Tarsukai yang mendengar ini tersenyum kepada Han Sin, "Engkau di tantang dan kalau engkau meramaikan pesta ini agar lebih meriah, kami merasa senang sekali...“

Akan tetapi Han Sin cepat berdiri dan menjura kepada kepala suku itu. “Tidak, paman! Sabutai adalah putera paman Temugu, dan masih keponakan paman sendiri. Untuk apa aku menandinginya...? Aku hanya seorang tamu, dan aku tidak ingin merampas gadis manapun karena bukan itu tujuan kunjuganku ke sini...!”

Sambil berkata demikian, Han Sin mengerling ke arah Cu Sian. Cu Sian bangkit berdiri dan sekali meloncat dia sudah tiba pula di atas panggung, berhadapan dengan Sabutai.

“Sabutai, kalau engkau menantang kakak ku Han Sin, biar akulah yang mewakilinya. Dia adalah sahabatku dan juga aku menjadi pengawalnya...“

Sabutai nampak jerih. Dia sudah menyaksikan kehebatan pemuda ini ketika membuat Camuka tidak berdaya. “Cu Sian, aku hanya menantang pemuda yang menjadi sainganku menjadi pasangan Hailun! Aku tidak mempunyai urusan denganmu!” jawab Sabutai tegas.

“Akan tetapi dia tidak ingin merampas Hailun darimu. Dia tidak mencintai Hailun...“

“Aku akan tetap menantang dia kalau dia tidak berani, dia harus mengatakan sendiri...!” Sabutai berkata kukuh.

Sementara itu, Tarsukai sudah memandang Han Sin dengan sinar mata tajam penuh selidik, “Cian Han Sin, benarkah engkau tidak menanggap Hailun sebagai pasanganmu...?”

“Tidak sama sekali, paman...“

Tarsukai menjadi merah mukanya. Sudah jelas bahwa puterinya itu tadi diajak menari oleh Han Sin dan dia sudah mengharapkan puetrinya akan berjodoh dengan Han Sin. Dengan marah dia bertanya langsung kepada Hailun. “Hailun, apakah engkau mengharapkan Cian Han Sin sebagai pasanganmu...“

Hailun memandang kepada ayahnya, lalu memandang kearah Cu Sian yang masih berdiri di panggung, dan ia menggelengkan kepalanya. Kemarahan Tarsukai menghilang ketika dia mendapat jawaban yang menyakinkan dari Hailun dengan gelengkan kepalanya. Kalau puterinya tidak mencinta Han Sin, andaikata pemuda itu meminang puterinya, tetap saja tidak akan diberikannya. Maka diapun lalu meneriaki Sabutai yang masih berhadapan dengan Cu Sian.
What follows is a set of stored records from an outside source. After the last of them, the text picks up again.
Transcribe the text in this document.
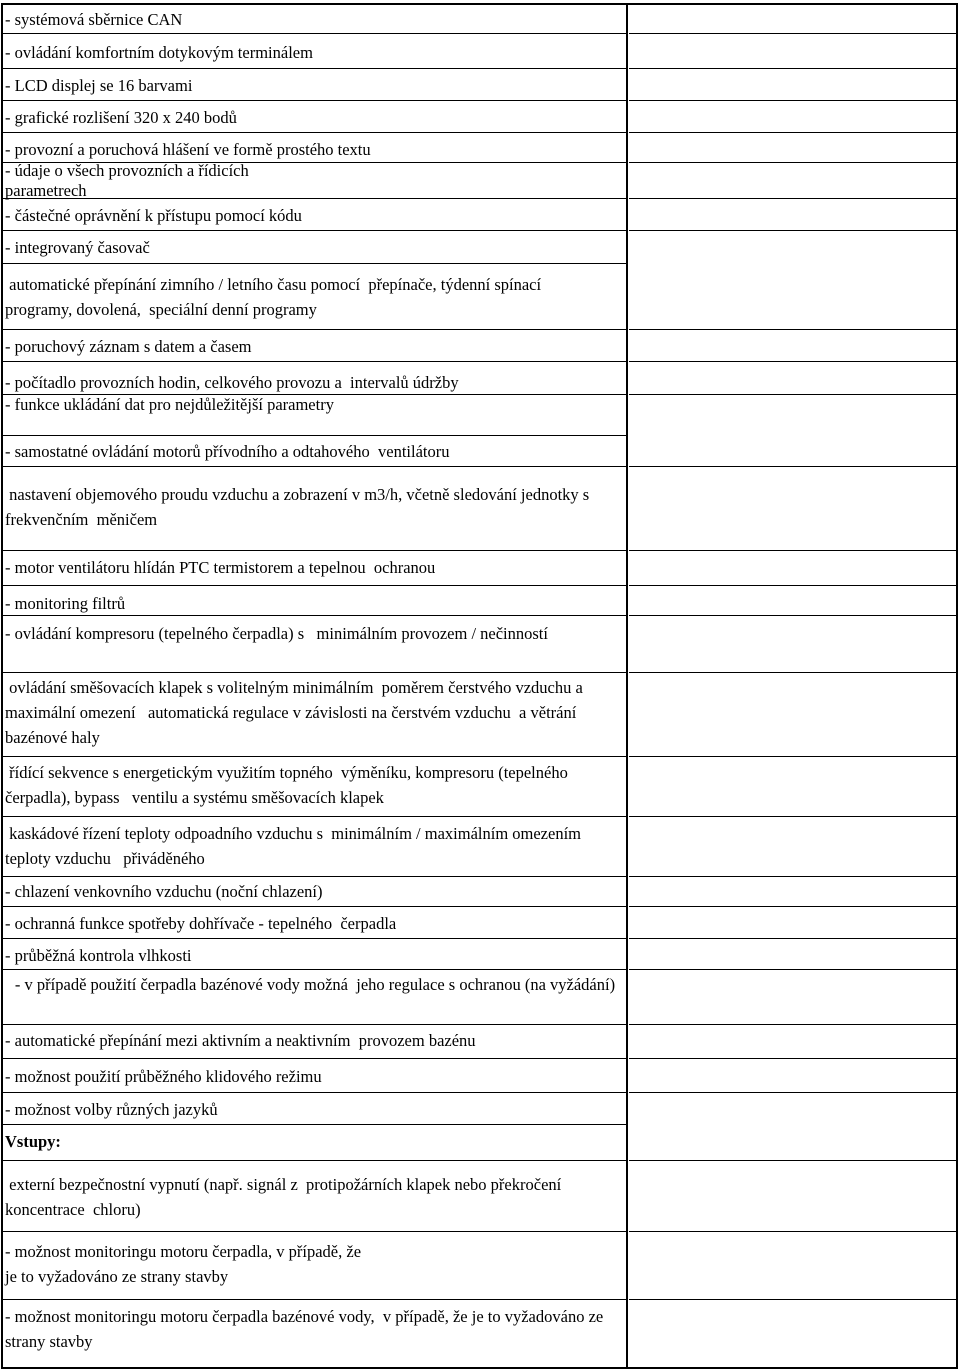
- systémová sběrnice CAN
- ovládání komfortním dotykovým terminálem
- LCD displej se 16 barvami
- grafické rozlišení 320 x 240 bodů
- provozní a poruchová hlášení ve formě prostého textu
- údaje o všech provozních a řídicích parametrech
- částečné oprávnění k přístupu pomocí kódu
- integrovaný časovač
automatické přepínání zimního / letního času pomocí  přepínače, týdenní spínací programy, dovolená,  speciální denní programy
- poruchový záznam s datem a časem
- počítadlo provozních hodin, celkového provozu a  intervalů údržby
- funkce ukládání dat pro nejdůležitější parametry
- samostatné ovládání motorů přívodního a odtahového  ventilátoru
nastavení objemového proudu vzduchu a zobrazení v m3/h, včetně sledování jednotky s frekvenčním  měničem
- motor ventilátoru hlídán PTC termistorem a tepelnou  ochranou
- monitoring filtrů
- ovládání kompresoru (tepelného čerpadla) s   minimálním provozem / nečinností
ovládání směšovacích klapek s volitelným minimálním  poměrem čerstvého vzduchu a maximální omezení   automatická regulace v závislosti na čerstvém vzduchu  a větrání bazénové haly
řídící sekvence s energetickým využitím topného  výměníku, kompresoru (tepelného čerpadla), bypass   ventilu a systému směšovacích klapek
kaskádové řízení teploty odpoadního vzduchu s  minimálním / maximálním omezením teploty vzduchu   přiváděného
- chlazení venkovního vzduchu (noční chlazení)
- ochranná funkce spotřeby dohřívače - tepelného  čerpadla
- průběžná kontrola vlhkosti
- v případě použití čerpadla bazénové vody možná  jeho regulace s ochranou (na vyžádání)
- automatické přepínání mezi aktivním a neaktivním  provozem bazénu
- možnost použití průběžného klidového režimu
- možnost volby různých jazyků
Vstupy:
externí bezpečnostní vypnutí (např. signál z  protipožárních klapek nebo překročení koncentrace  chloru)
- možnost monitoringu motoru čerpadla, v případě, že   je to vyžadováno ze strany stavby
- možnost monitoringu motoru čerpadla bazénové vody,  v případě, že je to vyžadováno ze strany stavby
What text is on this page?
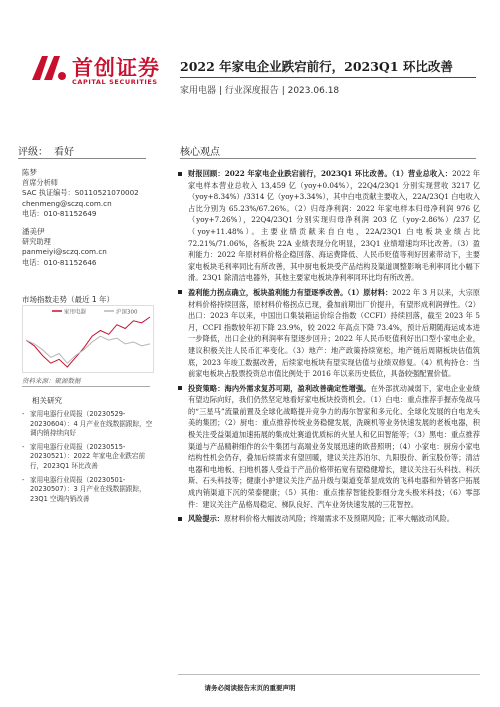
首创证券
CAPITAL SECURITIES
2022 年家电企业跌宕前行，2023Q1 环比改善
家用电器 | 行业深度报告 | 2023.06.18
评级： 看好	核心观点
陈梦
首席分析师
SAC 执证编号：S0110521070002
chenmeng@sczq.com.cn
电话：010-81152649
潘美伊
研究助理
panmeiyi@sczq.com.cn
电话：010-81152646
市场指数走势（最近 1 年）
家用电器	沪深300
资料来源：聚源数据
相关研究
- 家用电器行业周报（20230529-20230604）：4 月产业在线数据跟踪，空调内销持续向好
- 家用电器行业周报（20230515-20230521）：2022 年家电企业跌宕前行，2023Q1 环比改善
- 家用电器行业周报（20230501-20230507）：3 月产业在线数据跟踪，23Q1 空调内销改善
财报回顾：2022 年家电企业跌宕前行，2023Q1 环比改善。（1）营业总收入：2022 年家电样本营业总收入 13,459 亿（yoy+0.04%），22Q4/23Q1 分别实现营收 3217 亿（yoy+8.34%）/3314 亿（yoy+3.34%），其中白电贡献主要收入，22A/23Q1 白电收入占比分别为 65.23%/67.26%。（2）归母净利润：2022 年家电样本归母净利润 976 亿（yoy+7.26%），22Q4/23Q1 分别实现归母净利润 203 亿（yoy-2.86%）/237 亿（yoy+11.48%）。主要业绩贡献来自白电，22A/23Q1 白电板块业绩占比 72.21%/71.06%，各板块 22A 业绩表现分化明显，23Q1 业绩增速均环比改善。（3）盈利能力：2022 年原材料价格企稳回落、海运费降低、人民币贬值等利好因素带动下，主要家电板块毛利率同比有所改善，其中厨电板块受产品结构及渠道调整影响毛利率同比小幅下滑。23Q1 除清洁电器外，其他主要家电板块净利率同环比均有所改善。
盈利能力拐点确立，板块盈利能力有望逐季改善。（1）原材料：2022 年 3 月以来，大宗原材料价格持续回落，原材料价格拐点已现，叠加前期出厂价提升，有望形成利润弹性。（2）出口：2023 年以来，中国出口集装箱运价综合指数（CCFI）持续回落，截至 2023 年 5 月，CCFI 指数较年初下降 23.9%，较 2022 年高点下降 73.4%，预计后期随海运成本进一步降低，出口企业的利润率有望逐步回升；2022 年人民币贬值利好出口型小家电企业，建议积极关注人民币汇率变化。（3）地产：地产政策持续宽松，地产链后周期板块估值筑底，2023 年竣工数据改善，后续家电板块有望实现估值与业绩双修复。（4）机构持仓：当前家电板块占股票投资总市值比例处于 2016 年以来历史低位，具备较强配置价值。
投资策略：海内外需求复苏可期，盈利改善确定性增强。在外部扰动减弱下，家电企业业绩有望边际向好，我们仍然坚定地看好家电板块投资机会。（1）白电：重点推荐手握赤兔战马的“三星马”流量前置及全球化战略提升竞争力的海尔智家和多元化、全球化发展的白电龙头美的集团；（2）厨电：重点推荐传统业务稳健发展，洗碗机等业务快速发展的老板电器，积极关注受益渠道加速拓展的集成灶赛道优质标的火星人和亿田智能等；（3）黑电：重点推荐渠道与产品精耕细作的公牛集团与高端业务发展迅速的欧普照明；（4）小家电：厨房小家电结构性机会仍存，叠加后续需求有望回暖，建议关注苏泊尔、九阳股份、新宝股份等；清洁电器和电地板、扫地机器人受益于产品价格带拓宽有望稳健增长，建议关注石头科技、科沃斯、石头科技等；健康小护建议关注产品升级与渠道变革显成效的飞科电器和外销客户拓展成内销渠道下沉的荣泰健康；（5）其他：重点推荐智能投影细分龙头极米科技；（6）零部件：建议关注产品格局稳定、梯队良好、汽车业务快速发展的三花智控。
风险提示：原材料价格大幅波动风险；终端需求不及预期风险；汇率大幅波动风险。
请务必阅读报告末页的重要声明
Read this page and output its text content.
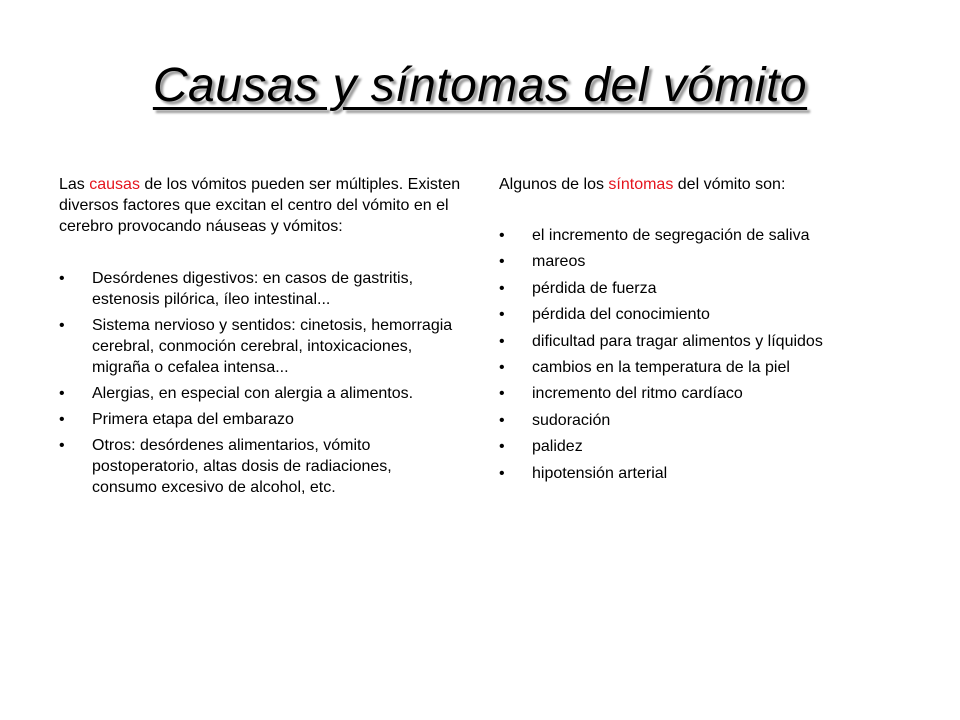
Causas y síntomas del vómito

Las causas de los vómitos pueden ser múltiples. Existen diversos factores que excitan el centro del vómito en el cerebro provocando náuseas y vómitos:

• Desórdenes digestivos: en casos de gastritis, estenosis pilórica, íleo intestinal...
• Sistema nervioso y sentidos: cinetosis, hemorragia cerebral, conmoción cerebral, intoxicaciones, migraña o cefalea intensa...
• Alergias, en especial con alergia a alimentos.
• Primera etapa del embarazo
• Otros: desórdenes alimentarios, vómito postoperatorio, altas dosis de radiaciones, consumo excesivo de alcohol, etc.

Algunos de los síntomas del vómito son:

• el incremento de segregación de saliva
• mareos
• pérdida de fuerza
• pérdida del conocimiento
• dificultad para tragar alimentos y líquidos
• cambios en la temperatura de la piel
• incremento del ritmo cardíaco
• sudoración
• palidez
• hipotensión arterial
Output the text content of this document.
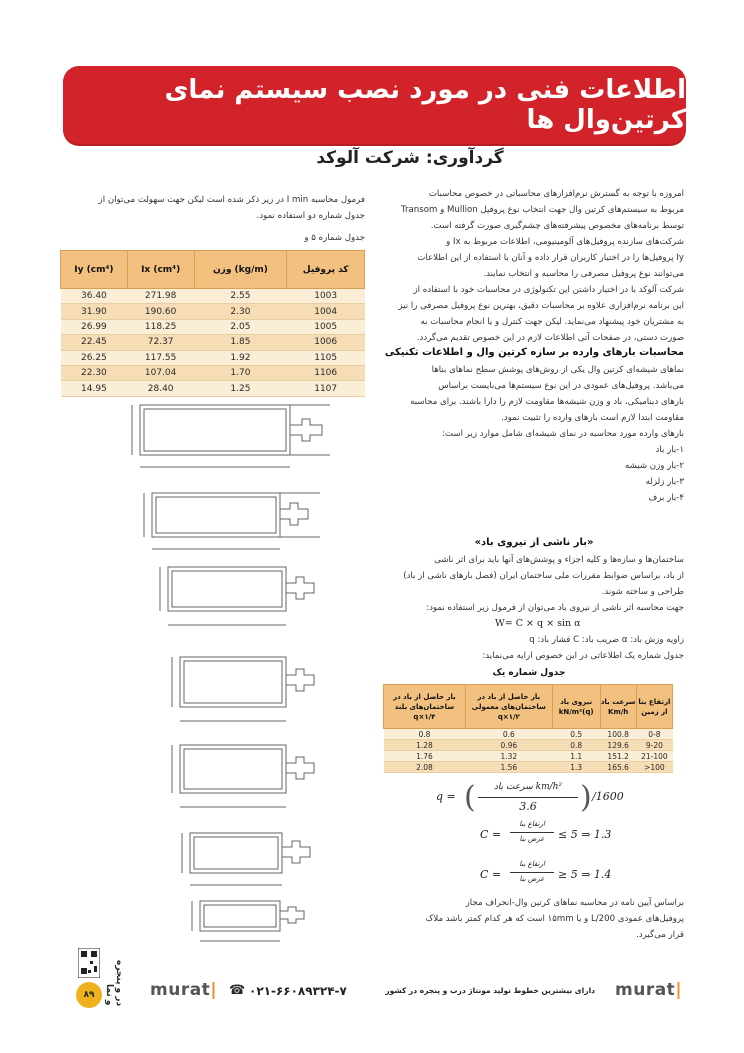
اطلاعات فنی در مورد نصب سیستم نمای کرتین‌وال ها
گردآوری: شرکت آلوکد
امروزه با توجه به گسترش نرم‌افزارهای محاسباتی در خصوص محاسبات
مربوط به سیستم‌های کرتین وال جهت انتخاب نوع پروفیل Mullion و Transom
توسط برنامه‌های مخصوص پیشرفته‌های چشم‌گیری صورت گرفته است.
شرکت‌های سازنده پروفیل‌های آلومینیومی، اطلاعات مربوط به Ix و
Iy پروفیل‌ها را در اختیار کاربران قرار داده و آنان با استفاده از این اطلاعات
می‌توانند نوع پروفیل مصرفی را محاسبه و انتخاب نمایند.
شرکت آلوکد با در اختیار داشتن این تکنولوژی در محاسبات خود با استفاده از
این برنامه نرم‌افزاری علاوه بر محاسبات دقیق، بهترین نوع پروفیل مصرفی را نیز
به مشتریان خود پیشنهاد می‌نماید. لیکن جهت کنترل و یا انجام محاسبات به
صورت دستی، در صفحات آتی اطلاعات لازم در این خصوص تقدیم می‌گردد.
فرمول محاسبه I min در زیر ذکر شده است لیکن جهت سهولت می‌توان از
جدول شماره دو استفاده نمود.
جدول شماره ۵ و
Iy (cm⁴)	Ix (cm⁴)	وزن (kg/m)	کد پروفیل
36.40	271.98	2.55	1003
31.90	190.60	2.30	1004
26.99	118.25	2.05	1005
22.45	72.37	1.85	1006
26.25	117.55	1.92	1105
22.30	107.04	1.70	1106
14.95	28.40	1.25	1107
محاسبات بارهای وارده بر سازه کرتین وال و اطلاعات تکنیکی
نماهای شیشه‌ای کرتین وال یکی از روش‌های پوشش سطح نماهای بناها
می‌باشد. پروفیل‌های عمودی در این نوع سیستم‌ها می‌بایست براساس
بارهای دینامیکی، باد و وزن شیشه‌ها مقاومت لازم را دارا باشند. برای محاسبه
مقاومت ابتدا لازم است بارهای وارده را تثبیت نمود.
بارهای وارده مورد محاسبه در نمای شیشه‌ای شامل موارد زیر است:
۱-بار باد
۲-بار وزن شیشه
۳-بار زلزله
۴-بار برف
«بار ناشی از نیروی باد»
ساختمان‌ها و سازه‌ها و کلیه اجزاء و پوشش‌های آنها باید برای اثر ناشی
از باد، براساس ضوابط مقررات ملی ساختمان ایران (فصل بارهای ناشی از باد)
طراحی و ساخته شوند.
جهت محاسبه اثر ناشی از نیروی باد می‌توان از فرمول زیر استفاده نمود:
W= C × q × sin α
زاویه وزش باد: α ضریب باد: C فشار باد: q
جدول شماره یک اطلاعاتی در این خصوص ارایه می‌نماید:
جدول شماره یک
بار حاصل از باد در ساختمان‌های بلند ۱/۴×q	بار حاصل از باد در ساختمان‌های معمولی ۱/۲×q	نیروی باد (q)kN/m²	سرعت باد Km/h	ارتفاع بنا از زمین
0.8	0.6	0.5	100.8	0-8
1.28	0.96	0.8	129.6	9-20
1.76	1.32	1.1	151.2	21-100
2.08	1.56	1.3	165.6	>100
q = (	سرعت باد km/h²
3.6	) /1600
C =
ارتفاع بنا
عرض بنا	≤ 5 ⇒ 1.3
C =
ارتفاع بنا
عرض بنا	≥ 5 ⇒ 1.4
براساس آیین نامه در محاسبه نماهای کرتین وال-انحراف مجاز
پروفیل‌های عمودی L/200 و یا ۱۵mm است که هر کدام کمتر باشد ملاک
قرار می‌گیرد.
۸۹	در و پنجره و نما	murat| ☎ ۰۲۱-۶۶۰۸۹۳۲۴-۷	دارای بیشترین خطوط تولید مونتاژ درب و پنجره در کشور murat|
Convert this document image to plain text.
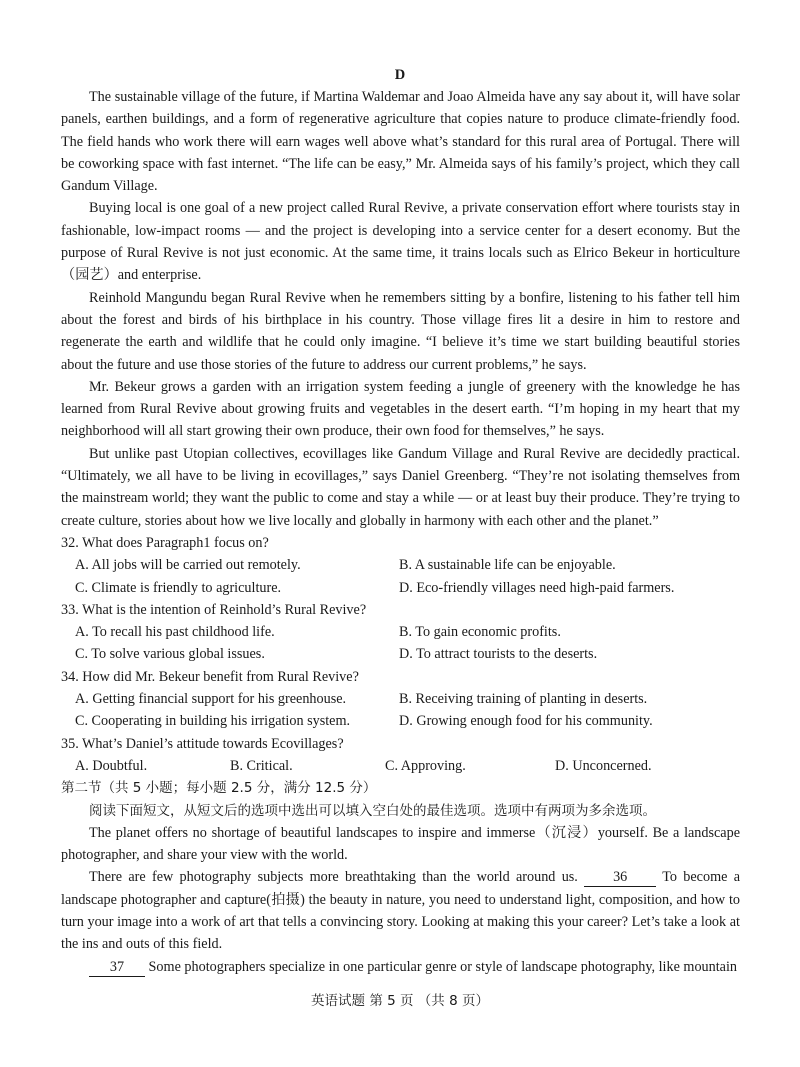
D

The sustainable village of the future, if Martina Waldemar and Joao Almeida have any say about it, will have solar panels, earthen buildings, and a form of regenerative agriculture that copies nature to produce climate-friendly food. The field hands who work there will earn wages well above what’s standard for this rural area of Portugal. There will be coworking space with fast internet. “The life can be easy,” Mr. Almeida says of his family’s project, which they call Gandum Village.

Buying local is one goal of a new project called Rural Revive, a private conservation effort where tourists stay in fashionable, low-impact rooms — and the project is developing into a service center for a desert economy. But the purpose of Rural Revive is not just economic. At the same time, it trains locals such as Elrico Bekeur in horticulture（园艺）and enterprise.

Reinhold Mangundu began Rural Revive when he remembers sitting by a bonfire, listening to his father tell him about the forest and birds of his birthplace in his country. Those village fires lit a desire in him to restore and regenerate the earth and wildlife that he could only imagine. “I believe it’s time we start building beautiful stories about the future and use those stories of the future to address our current problems,” he says.

Mr. Bekeur grows a garden with an irrigation system feeding a jungle of greenery with the knowledge he has learned from Rural Revive about growing fruits and vegetables in the desert earth. “I’m hoping in my heart that my neighborhood will all start growing their own produce, their own food for themselves,” he says.

But unlike past Utopian collectives, ecovillages like Gandum Village and Rural Revive are decidedly practical. “Ultimately, we all have to be living in ecovillages,” says Daniel Greenberg. “They’re not isolating themselves from the mainstream world; they want the public to come and stay a while — or at least buy their produce. They’re trying to create culture, stories about how we live locally and globally in harmony with each other and the planet.”

32. What does Paragraph1 focus on?

A. All jobs will be carried out remotely.	B. A sustainable life can be enjoyable.
C. Climate is friendly to agriculture.	D. Eco-friendly villages need high-paid farmers.

33. What is the intention of Reinhold’s Rural Revive?

A. To recall his past childhood life.	B. To gain economic profits.
C. To solve various global issues.	D. To attract tourists to the deserts.

34. How did Mr. Bekeur benefit from Rural Revive?

A. Getting financial support for his greenhouse.	B. Receiving training of planting in deserts.
C. Cooperating in building his irrigation system.	D. Growing enough food for his community.

35. What’s Daniel’s attitude towards Ecovillages?

A. Doubtful.	B. Critical.	C. Approving.	D. Unconcerned.

第二节（共 5 小题；每小题 2.5 分，满分 12.5 分）

阅读下面短文，从短文后的选项中选出可以填入空白处的最佳选项。选项中有两项为多余选项。

The planet offers no shortage of beautiful landscapes to inspire and immerse（沉浸）yourself. Be a landscape photographer, and share your view with the world.

There are few photography subjects more breathtaking than the world around us. 36 To become a landscape photographer and capture(拍摄) the beauty in nature, you need to understand light, composition, and how to turn your image into a work of art that tells a convincing story. Looking at making this your career? Let’s take a look at the ins and outs of this field.

37 Some photographers specialize in one particular genre or style of landscape photography, like mountain

英语试题 第 5 页 （共 8 页）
“Sabutai, engkau tidak berhak menantang Han Sin karena dia tidak ingin merebut Hailun. Ini hanya kesalah pahaman belaka. Maka, turunlah dari atas panggung...!”

Mendengar ini, Sabutai mengangguk dan melompat turun, hatinya lega karena Hailun ternyata tidak mencinta pemuda yang menjadi pasangannya menari tadi. Cu Sian juga berjalan dengan langkah gagah kembali ke tempatnya dan segera di sambut oleh Loana. Mereka nampak marah dan Hailun yang nampak muram. Setelah pesta itu dibubarkan, Han Sin segera menghadap Tarsukai dan berkata,

“Paman Tarsukai, aku ingin bicara empat mata dengan paman, kalau paman menyetujui...“

Tarsukai memandang kepada Han Sin dengan penuh selidik. “Hemmm, ada urusan apakah, Han Sin? Apakah tidak dapat kita bicarakan di sini saja...?”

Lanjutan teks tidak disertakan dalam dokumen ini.